I've always wanted to let pyparsing deal with whitespace when I can, and not explicitly show it in my grammar. If you want to enforce no spaces between the leading '//' and the name identifier, you can write like this:

grammar = (
    Literal("//")
    - identifier("name").leave_whitespace()
    + identifier("operation")
)

Pyparsing's implicit whitespace skipping will take care of the spaces between name and operation. leave_whitespace on the name alone tells pyparsing not to skip whitespace before parsing the name identifier. But you may have other plans for further parts of this grammar, so I'll leave it up to you which way to go on this.

I'm glad to see you are using run_tests! Here is a tip: you can insert comments in your tests, and they will show up as labels for each test in your output, like this:

grammar.run_tests("""\
# successful expression
//name op
# more than one space between name and operation - still works!
//name   op
# failing expression, missing second identifier
// opnoname
# failing expression, name but no operation
//namenoopn
# failing expression, space after '//'
// name op
""")

and get this output:

# successful expression
//name op
['//', 'name', 'op']
- name: 'name'
- operation: 'op'

# more than one space between name and operation - still works!
//name   op
['//', 'name', 'op']
- name: 'name'
- operation: 'op'

# failing expression, missing second identifier
// opnoname
// opnoname
  ^
ParseSyntaxException: Expected identifier, found ' '  (at char 2), (line:1, col:3)
FAIL: Expected identifier, found ' '  (at char 2), (line:1, col:3)
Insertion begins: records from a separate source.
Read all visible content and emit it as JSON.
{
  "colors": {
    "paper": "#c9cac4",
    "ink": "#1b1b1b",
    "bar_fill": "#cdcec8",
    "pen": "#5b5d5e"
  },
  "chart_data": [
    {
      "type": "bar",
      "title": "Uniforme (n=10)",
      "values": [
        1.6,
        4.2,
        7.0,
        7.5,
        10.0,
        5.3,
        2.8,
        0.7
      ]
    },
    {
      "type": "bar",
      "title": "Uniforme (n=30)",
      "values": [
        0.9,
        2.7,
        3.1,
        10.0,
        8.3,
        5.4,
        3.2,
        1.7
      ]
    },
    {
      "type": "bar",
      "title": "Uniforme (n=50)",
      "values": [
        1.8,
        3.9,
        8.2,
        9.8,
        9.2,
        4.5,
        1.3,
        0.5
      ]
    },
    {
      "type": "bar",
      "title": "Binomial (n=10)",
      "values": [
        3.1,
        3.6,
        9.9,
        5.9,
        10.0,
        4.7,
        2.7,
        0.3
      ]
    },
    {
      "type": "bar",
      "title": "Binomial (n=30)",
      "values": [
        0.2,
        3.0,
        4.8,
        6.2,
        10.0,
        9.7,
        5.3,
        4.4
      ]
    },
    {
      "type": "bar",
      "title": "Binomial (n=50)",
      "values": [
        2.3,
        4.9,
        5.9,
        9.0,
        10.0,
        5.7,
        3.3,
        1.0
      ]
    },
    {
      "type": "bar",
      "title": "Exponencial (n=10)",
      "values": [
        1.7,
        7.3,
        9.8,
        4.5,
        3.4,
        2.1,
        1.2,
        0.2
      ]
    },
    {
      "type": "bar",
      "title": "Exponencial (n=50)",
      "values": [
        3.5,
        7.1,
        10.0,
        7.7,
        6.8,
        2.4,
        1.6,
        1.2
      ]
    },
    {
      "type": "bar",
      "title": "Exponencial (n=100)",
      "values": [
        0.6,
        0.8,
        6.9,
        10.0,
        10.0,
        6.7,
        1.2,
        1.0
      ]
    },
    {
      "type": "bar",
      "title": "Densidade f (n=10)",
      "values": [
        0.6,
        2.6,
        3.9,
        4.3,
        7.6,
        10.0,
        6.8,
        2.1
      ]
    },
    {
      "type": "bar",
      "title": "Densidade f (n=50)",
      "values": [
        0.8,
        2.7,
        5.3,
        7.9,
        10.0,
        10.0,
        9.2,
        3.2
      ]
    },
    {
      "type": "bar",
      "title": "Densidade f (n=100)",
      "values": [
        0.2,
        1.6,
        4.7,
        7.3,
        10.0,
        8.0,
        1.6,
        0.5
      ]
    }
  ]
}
# failing expression, name but no operation
//namenoopn
//namenoopn
           ^
ParseSyntaxException: Expected identifier, found end of text  (at char 11), (line:1, col:12)
FAIL: Expected identifier, found end of text  (at char 11), (line:1, col:12)

# failing expression, space after '//'
// name op
// name op
  ^
ParseSyntaxException: Expected identifier, found ' '  (at char 2), (line:1, col:3)
FAIL: Expected identifier, found ' '  (at char 2), (line:1, col:3)

You can also insert blank spaces between tests for readability, just like you would insert blank lines in your Python code.